The plan to cease the spiral
The extra I talked to Stoner and examine their traumatic experiences as a toddler star, the extra I used to be stunned that they have been nonetheless in present enterprise. I might have run for the hills to by no means take into consideration this once more. I used to be an enormous fan of Stoner once we have been each youngsters, and I by no means thought-about why their disappearance from Disney may need been strategic till they went viral in a 2021 YouTube put up in regards to the “toddler to coach wreck industrial advanced” that they “narrowly survived.”
The explanation Stoner isn’t working away from the leisure trade completely is pretty easy, however perplexing — and it speaks volumes about their power. Their “distinctive and sudden upbringing” gave them an understanding of each kids and Hollywood, they inform me.
Alyson Stoner at Disney’s Phineas and Ferb Season 5 premiere in 2025. (Katie Flores/Selection by way of Getty Pictures)
“I’m hoping that I can maintain the center in a method that permits folks on all sides to have the ability to hear one another … so we will take into consideration these items holistically and at all times … heart the truth that kids should not simply mini adults,” Stoner says. “Their brains and our bodies are at literal totally different developmental levels and phases.”
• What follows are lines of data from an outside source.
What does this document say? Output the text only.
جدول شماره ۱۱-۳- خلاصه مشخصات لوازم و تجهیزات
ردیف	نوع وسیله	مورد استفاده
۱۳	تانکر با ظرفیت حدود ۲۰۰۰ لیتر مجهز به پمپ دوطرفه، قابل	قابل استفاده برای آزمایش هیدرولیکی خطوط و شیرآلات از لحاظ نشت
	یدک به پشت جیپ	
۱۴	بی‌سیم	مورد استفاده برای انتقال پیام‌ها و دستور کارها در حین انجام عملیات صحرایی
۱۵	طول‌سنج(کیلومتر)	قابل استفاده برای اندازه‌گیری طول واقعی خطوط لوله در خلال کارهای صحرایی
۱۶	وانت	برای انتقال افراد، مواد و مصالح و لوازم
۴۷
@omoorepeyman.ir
The kid star industrial advanced desperately must be rebooted. Dialogue and laws assist, however Stoner has a sensible and actionable plan. They created the Artist Wellbeing Necessities, a toolkit for performers and fogeys to be taught in regards to the pitfalls and potential dangers. It’s made up of over 50 movies about particular experiences that performers undergo, from studying to get into and out of character to managing audition rejection, and the way they influence different areas of their lives, like funds and schooling.
“I’m hoping [that material] is one thing that turns into standardized as a preventative useful resource, similar to anybody would get in the event that they’re onboarding to a brand new job,” they are saying.
Perhaps Stoner’s need to remain in and overhaul an trade they “narrowly survived” is much less of an act of defiance than a real calling. Future is never this obvious exterior of the Disney films Stoner as soon as acted in, however their real-life story is much extra compelling.